Social care veteran Ranald Mair awarded OBE

7 July 2017

Ranald Mair with his OBERanald Mair, a social work and care professional of nearly 50 years, has been awarded an OBE in recognition of his services to the sector. 

Ranald, 66, from Ayrshire has worked in care for nearly 50 years, and has spent the last decade as CEO of the representative body for independent social care services in Scotland, Scottish Care.

In this position, he has been heavily involved in the development and funding of care services for adults and older people.

He said:

‘It’s an honour to receive the OBE.

‘I see myself as accepting this award on behalf of the thousands of people who do inspirational work in the social care sector every day. 

‘This OBE is a reflection of the importance of the social care sector and the key role it plays in many people’s lives.’

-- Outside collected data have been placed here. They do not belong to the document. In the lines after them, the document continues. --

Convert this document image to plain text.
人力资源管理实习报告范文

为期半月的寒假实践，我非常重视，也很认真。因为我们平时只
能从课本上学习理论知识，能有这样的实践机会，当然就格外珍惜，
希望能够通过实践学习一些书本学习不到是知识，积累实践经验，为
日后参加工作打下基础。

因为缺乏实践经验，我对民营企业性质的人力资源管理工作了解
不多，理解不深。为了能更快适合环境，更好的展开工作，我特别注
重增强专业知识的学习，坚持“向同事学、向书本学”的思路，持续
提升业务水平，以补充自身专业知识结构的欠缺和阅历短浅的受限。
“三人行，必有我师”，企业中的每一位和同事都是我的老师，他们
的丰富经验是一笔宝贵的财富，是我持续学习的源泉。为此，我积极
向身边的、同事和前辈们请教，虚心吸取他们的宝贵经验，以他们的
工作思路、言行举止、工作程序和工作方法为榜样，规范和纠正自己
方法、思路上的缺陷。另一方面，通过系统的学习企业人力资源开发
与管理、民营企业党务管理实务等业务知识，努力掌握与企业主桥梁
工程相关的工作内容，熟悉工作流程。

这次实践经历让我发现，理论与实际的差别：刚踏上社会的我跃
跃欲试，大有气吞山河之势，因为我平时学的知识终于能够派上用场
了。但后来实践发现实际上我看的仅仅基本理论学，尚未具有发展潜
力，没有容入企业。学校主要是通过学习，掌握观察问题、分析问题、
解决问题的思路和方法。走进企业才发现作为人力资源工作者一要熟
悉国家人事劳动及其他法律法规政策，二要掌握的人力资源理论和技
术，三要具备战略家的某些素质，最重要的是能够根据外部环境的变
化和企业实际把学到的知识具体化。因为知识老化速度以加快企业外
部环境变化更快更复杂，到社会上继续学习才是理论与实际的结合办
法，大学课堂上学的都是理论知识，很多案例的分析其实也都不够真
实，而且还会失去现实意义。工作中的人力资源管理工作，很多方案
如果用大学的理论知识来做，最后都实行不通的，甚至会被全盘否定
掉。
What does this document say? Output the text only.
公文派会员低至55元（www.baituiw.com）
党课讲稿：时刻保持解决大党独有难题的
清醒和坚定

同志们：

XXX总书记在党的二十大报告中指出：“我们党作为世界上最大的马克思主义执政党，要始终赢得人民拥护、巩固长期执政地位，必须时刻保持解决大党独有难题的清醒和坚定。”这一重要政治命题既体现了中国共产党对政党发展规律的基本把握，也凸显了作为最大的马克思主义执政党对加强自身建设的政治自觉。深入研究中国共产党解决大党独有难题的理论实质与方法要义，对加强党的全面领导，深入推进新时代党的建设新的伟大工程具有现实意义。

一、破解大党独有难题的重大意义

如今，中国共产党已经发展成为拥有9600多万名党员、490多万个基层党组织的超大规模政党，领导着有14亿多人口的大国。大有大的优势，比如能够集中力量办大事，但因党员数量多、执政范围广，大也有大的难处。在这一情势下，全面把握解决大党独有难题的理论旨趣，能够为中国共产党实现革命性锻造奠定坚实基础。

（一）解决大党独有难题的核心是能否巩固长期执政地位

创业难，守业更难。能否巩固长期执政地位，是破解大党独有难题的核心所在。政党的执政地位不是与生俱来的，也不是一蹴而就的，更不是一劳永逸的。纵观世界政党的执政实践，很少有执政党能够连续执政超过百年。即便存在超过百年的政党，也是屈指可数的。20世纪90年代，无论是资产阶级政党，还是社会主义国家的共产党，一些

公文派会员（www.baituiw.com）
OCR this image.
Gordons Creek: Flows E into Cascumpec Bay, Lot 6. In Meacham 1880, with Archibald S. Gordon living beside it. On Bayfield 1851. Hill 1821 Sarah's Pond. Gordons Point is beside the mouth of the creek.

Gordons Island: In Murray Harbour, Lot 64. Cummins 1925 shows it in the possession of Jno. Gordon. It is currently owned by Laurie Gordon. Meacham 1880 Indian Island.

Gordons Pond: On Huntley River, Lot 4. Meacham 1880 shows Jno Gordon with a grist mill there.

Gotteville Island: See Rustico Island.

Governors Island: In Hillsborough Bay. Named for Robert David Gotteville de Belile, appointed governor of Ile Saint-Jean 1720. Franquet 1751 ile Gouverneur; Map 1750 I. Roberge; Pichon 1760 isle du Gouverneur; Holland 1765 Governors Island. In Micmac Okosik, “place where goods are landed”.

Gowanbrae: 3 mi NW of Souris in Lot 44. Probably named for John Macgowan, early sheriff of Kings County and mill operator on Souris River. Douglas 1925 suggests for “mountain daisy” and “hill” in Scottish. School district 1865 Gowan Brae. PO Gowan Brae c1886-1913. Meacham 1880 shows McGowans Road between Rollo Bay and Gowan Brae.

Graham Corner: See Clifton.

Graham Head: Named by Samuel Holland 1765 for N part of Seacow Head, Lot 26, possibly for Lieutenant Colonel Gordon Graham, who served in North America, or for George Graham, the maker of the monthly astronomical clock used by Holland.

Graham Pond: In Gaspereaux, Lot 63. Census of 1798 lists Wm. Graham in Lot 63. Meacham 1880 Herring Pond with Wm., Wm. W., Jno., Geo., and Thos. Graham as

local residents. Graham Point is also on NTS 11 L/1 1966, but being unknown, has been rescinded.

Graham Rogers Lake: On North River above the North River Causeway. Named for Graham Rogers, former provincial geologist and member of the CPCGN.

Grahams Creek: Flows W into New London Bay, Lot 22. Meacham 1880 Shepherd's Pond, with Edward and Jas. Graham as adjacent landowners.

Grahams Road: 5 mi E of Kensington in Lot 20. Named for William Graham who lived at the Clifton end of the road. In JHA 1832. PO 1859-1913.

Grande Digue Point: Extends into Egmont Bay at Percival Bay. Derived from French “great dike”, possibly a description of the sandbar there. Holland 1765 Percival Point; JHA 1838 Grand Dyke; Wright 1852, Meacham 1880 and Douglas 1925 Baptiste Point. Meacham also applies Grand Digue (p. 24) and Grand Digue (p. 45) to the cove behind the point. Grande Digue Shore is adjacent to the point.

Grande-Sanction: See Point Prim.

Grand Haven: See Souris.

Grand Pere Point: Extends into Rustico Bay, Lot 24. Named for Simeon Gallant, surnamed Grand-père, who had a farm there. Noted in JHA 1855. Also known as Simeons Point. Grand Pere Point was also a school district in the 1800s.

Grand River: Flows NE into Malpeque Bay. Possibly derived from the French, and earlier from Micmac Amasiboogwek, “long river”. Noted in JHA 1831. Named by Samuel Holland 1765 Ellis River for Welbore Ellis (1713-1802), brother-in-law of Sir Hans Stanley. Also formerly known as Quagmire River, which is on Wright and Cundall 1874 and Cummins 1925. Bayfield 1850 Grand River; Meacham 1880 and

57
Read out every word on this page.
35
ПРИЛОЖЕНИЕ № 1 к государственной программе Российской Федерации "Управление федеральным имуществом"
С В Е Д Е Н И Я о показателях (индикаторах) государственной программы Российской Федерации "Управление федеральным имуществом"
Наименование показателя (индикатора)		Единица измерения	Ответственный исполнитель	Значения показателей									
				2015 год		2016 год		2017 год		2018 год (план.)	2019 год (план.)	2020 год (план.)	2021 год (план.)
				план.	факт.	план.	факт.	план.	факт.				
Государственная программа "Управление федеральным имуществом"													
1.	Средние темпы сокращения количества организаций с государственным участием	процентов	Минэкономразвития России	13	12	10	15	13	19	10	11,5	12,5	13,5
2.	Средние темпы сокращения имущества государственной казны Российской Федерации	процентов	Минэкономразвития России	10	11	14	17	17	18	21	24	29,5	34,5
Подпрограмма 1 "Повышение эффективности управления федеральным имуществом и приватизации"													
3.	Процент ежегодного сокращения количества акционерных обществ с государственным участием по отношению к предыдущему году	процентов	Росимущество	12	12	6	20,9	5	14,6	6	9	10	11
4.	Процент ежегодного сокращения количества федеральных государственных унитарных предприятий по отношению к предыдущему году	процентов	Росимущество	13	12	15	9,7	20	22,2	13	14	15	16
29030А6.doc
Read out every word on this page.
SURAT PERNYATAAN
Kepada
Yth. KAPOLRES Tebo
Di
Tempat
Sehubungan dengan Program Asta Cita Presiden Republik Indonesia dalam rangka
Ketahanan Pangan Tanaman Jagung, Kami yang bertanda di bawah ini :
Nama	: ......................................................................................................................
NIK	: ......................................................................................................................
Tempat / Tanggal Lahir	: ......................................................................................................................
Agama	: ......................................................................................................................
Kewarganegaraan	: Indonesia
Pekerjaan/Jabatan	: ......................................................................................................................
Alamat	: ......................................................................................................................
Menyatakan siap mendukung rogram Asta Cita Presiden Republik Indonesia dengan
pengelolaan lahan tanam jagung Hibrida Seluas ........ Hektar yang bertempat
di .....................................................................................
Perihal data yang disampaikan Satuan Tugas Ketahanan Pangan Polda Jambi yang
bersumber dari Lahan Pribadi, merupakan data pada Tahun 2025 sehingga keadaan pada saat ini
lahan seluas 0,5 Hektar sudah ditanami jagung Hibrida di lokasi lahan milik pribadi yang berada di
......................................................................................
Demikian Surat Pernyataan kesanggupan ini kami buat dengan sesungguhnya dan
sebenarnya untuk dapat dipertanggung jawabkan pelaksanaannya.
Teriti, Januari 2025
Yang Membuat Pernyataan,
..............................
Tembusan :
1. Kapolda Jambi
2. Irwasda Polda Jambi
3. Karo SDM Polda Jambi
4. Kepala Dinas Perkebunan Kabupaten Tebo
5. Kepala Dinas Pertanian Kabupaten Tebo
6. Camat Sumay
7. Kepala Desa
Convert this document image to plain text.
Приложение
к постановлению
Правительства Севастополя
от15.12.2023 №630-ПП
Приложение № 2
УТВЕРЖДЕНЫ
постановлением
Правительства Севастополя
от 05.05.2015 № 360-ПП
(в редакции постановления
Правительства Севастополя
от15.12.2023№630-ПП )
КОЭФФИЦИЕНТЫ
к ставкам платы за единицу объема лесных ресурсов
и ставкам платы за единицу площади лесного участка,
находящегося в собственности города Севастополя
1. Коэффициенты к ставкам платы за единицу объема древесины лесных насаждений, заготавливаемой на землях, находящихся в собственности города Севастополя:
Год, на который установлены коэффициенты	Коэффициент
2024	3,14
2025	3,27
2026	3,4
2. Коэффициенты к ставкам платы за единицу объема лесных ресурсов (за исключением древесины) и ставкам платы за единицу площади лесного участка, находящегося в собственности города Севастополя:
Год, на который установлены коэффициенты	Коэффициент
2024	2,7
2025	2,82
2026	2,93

Ranald has strived to ensure people are safely and well cared for throughout his long career.

He believes it is important providers are delivering the very highest level of care and said:

‘We should only deliver care services as we would want for ourselves or our loved ones.’

Ranald has taken part in a number of Scottish Government working groups, including the development of the National Dementia Strategy, and the Review of the National Care Standards.

He said the goal as he sees it is to achieve consistency between public policy, resource allocation and practice, with the rights and interests of those who use services at the heart of all that goes on.

Ranald recently joined the board of international charity, Leonard Cheshire Disability, as he wanted to look at an aspect of care he hadn’t previously been involved in before — working with disabled people. 

Since becoming a trustee of Leonard Cheshire Disability in September 2016, Ranald has taken on the London Marathon on their behalf, running 26 miles and raising nearly £2,000 for disabled people in the process. 

On his work with Leonard Cheshire, Ranald said:

‘Despite huge progress, there are still many important battles to be won for disabled people in Scotland.

‘Equality of opportunity and the chance to contribute fully to society are pivotal in realising the full potential of disabled people across our country.

‘We’re not there yet and we still have a distance to travel to ensure everyone has equality of opportunity in life.’

Ranald’s colleagues, friends and family are all eager to share their congratulations with him, especially his granddaughter, who he said sees him as a superhero.

Seven-year-old Catrina is a big Star Wars fan and has started calling Ranald ‘grandad OBE Kenobi’.